By testing and further reading, I would also restate my problem: The multiple interfaces are brought up in random order. Each obtains a correct dhcp configuration. The first interface to be brought up will set the default route and therefore, 10.33.34.1 will not always be used as default route

Answer 1

If all interfaces receive valid DHCP offers with a default route, then there will be no way around configuring dhclient to ignore those -- that isn't something you can do with systemd, udev, or anything else connected the init system.

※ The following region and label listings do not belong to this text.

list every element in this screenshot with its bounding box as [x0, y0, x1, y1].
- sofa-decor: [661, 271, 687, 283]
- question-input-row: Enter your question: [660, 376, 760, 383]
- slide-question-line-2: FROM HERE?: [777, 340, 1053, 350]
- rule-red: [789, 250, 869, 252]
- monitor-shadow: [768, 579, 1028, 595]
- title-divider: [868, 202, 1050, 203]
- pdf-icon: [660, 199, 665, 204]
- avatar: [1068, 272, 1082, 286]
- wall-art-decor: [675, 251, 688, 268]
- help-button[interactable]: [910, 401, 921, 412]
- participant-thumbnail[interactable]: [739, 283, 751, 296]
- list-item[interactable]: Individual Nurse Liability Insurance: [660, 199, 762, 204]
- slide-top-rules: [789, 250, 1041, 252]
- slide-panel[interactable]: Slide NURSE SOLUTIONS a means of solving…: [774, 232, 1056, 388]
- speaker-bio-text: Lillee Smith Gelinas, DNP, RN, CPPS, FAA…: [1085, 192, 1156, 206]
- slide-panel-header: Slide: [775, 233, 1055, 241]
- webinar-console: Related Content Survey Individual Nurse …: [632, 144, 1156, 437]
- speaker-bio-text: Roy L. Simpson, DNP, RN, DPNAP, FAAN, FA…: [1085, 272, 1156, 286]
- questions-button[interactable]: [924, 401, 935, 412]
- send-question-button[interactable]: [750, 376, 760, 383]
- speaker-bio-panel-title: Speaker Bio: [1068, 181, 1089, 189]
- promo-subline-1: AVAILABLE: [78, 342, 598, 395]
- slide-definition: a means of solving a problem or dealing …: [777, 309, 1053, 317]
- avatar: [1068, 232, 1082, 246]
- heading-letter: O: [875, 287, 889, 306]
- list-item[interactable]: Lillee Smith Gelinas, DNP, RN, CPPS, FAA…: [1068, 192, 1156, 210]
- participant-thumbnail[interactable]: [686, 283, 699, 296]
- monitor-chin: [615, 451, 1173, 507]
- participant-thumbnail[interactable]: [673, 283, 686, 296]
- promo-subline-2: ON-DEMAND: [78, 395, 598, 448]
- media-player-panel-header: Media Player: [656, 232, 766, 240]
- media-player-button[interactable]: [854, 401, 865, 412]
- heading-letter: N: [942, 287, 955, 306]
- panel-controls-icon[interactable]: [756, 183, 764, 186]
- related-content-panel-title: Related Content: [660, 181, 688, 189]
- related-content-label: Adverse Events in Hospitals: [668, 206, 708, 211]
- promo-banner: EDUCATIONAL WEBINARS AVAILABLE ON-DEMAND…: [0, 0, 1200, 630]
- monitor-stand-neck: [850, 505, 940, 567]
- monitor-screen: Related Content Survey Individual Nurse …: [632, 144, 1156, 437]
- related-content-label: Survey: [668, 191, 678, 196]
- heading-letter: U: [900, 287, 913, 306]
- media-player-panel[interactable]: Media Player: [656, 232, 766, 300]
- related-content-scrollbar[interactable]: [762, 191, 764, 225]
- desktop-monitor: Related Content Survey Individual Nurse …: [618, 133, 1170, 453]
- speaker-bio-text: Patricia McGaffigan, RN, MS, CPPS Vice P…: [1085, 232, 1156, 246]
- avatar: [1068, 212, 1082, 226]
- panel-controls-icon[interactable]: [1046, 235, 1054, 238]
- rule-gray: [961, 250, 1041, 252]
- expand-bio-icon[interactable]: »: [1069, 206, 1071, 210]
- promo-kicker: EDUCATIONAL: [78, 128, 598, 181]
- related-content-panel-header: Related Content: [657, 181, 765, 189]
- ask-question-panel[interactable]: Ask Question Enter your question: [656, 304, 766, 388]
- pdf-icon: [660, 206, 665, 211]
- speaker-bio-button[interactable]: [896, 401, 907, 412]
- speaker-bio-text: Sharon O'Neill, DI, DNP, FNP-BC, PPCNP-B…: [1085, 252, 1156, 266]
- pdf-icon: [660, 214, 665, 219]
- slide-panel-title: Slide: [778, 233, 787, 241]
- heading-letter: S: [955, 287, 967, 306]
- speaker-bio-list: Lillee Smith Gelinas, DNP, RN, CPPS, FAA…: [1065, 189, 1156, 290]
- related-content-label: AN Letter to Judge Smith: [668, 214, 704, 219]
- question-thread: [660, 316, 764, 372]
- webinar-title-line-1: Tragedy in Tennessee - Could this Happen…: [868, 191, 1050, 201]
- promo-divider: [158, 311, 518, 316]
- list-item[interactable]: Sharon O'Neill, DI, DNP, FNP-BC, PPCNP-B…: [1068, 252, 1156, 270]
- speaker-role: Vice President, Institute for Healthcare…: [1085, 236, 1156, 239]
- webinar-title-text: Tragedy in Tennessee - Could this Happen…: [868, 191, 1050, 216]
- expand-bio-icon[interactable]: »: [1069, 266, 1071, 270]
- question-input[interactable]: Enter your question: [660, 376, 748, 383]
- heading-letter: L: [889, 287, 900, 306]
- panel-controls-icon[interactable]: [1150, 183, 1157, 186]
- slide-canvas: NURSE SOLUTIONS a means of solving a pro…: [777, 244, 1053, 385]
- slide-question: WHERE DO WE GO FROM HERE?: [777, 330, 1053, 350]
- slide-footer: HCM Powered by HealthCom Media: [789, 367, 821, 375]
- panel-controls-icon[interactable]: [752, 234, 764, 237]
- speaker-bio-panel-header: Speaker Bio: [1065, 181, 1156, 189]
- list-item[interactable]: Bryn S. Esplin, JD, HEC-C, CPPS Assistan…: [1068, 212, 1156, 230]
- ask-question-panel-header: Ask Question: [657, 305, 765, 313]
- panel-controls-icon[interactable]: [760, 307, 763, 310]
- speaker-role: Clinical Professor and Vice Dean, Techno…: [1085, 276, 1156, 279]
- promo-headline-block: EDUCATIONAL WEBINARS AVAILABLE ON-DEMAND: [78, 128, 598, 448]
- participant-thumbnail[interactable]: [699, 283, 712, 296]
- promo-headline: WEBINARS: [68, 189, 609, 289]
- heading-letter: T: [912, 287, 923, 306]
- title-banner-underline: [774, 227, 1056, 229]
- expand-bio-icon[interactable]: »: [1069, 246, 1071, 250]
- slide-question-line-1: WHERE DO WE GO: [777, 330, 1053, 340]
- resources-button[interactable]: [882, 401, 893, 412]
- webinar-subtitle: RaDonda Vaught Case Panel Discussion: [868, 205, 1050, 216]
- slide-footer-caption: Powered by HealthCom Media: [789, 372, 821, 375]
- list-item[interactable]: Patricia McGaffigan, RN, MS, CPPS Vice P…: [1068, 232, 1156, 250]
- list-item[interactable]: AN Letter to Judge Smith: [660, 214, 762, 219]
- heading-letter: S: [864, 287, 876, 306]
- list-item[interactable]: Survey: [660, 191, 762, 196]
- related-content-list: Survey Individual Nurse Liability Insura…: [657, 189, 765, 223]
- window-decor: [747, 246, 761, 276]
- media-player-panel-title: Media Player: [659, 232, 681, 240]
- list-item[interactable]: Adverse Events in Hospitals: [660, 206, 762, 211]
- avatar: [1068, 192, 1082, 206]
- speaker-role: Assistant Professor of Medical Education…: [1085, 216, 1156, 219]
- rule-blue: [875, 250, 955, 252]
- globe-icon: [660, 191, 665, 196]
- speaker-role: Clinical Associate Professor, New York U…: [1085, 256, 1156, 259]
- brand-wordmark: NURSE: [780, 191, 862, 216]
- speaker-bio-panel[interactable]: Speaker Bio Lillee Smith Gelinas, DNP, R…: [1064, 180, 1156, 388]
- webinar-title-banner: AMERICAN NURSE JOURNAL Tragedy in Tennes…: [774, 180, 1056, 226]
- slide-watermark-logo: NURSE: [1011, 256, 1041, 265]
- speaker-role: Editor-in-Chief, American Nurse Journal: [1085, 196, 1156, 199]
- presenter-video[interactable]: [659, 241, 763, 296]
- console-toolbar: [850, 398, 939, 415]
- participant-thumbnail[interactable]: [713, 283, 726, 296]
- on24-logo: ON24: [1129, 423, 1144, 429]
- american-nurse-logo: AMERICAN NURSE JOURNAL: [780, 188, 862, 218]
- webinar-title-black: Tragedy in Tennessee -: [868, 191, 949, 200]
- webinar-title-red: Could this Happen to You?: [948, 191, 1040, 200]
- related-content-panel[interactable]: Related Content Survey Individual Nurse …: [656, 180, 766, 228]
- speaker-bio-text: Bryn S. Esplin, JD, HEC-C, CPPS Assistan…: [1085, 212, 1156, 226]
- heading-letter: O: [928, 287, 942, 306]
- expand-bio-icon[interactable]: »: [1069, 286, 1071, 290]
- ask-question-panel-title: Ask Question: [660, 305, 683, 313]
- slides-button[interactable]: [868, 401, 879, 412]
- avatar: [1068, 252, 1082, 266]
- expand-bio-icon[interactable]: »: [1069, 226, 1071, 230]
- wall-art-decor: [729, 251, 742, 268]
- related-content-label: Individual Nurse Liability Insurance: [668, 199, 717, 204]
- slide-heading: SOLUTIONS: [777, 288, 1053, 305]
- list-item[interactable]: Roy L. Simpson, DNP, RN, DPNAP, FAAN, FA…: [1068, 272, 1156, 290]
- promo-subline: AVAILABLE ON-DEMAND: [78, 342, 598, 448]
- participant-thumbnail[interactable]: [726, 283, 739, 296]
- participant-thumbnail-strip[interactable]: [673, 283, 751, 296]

One way to do that is described here: You create (of course, you can also use an editor) a shell script fragment in one of the "hook" directories of dhclient,

cat << EOF > /etc/dhcp/dhclient-enter-hooks.d/restrict-default-route
## Only the DHCP server talking to ens3 is allowed to give us a default
## route.  Other interfaces only get local-segment configuration.
case ${interface} in
  ens3)
    ;;
  *)
    unset new_routers
    ;;
esac
EOF

which will only accept the routers option with the default route for ens3. No problems with timing, no problems with figuring out which systemd files to use, and the route will only be valid when ens3 is up and has received the DHCP offer.

Answer 2

For Debian Stretch, the interfaces are named by udev and basic configuration occurs in /etc/network/interfaces. As stated in edit 2, the multiple interfaces are brought up in random order. Each obtains a correct dhcp configuration. The first interface to be brought up will set the default route. We need to only accept the default route for the desired interface. This can be achieved by a hook to the dhcpclient

Add a new hook script /etc/dhcp/dhclient-enter-hooks.d/nodefaultroute:

#!/bin/sh
## Prevent DHCP server on eth0 from forcing a default route on us

case ${interface} in
  ens8|ens9)
     printf "executing ip route delete default via $new_routers\n" 
     ip route delete default via $new_routers
  ;;
     *)
  ;;
esac

Where ens8|ens9 can be extended to list all the interfaces for which the default route can not be accepted.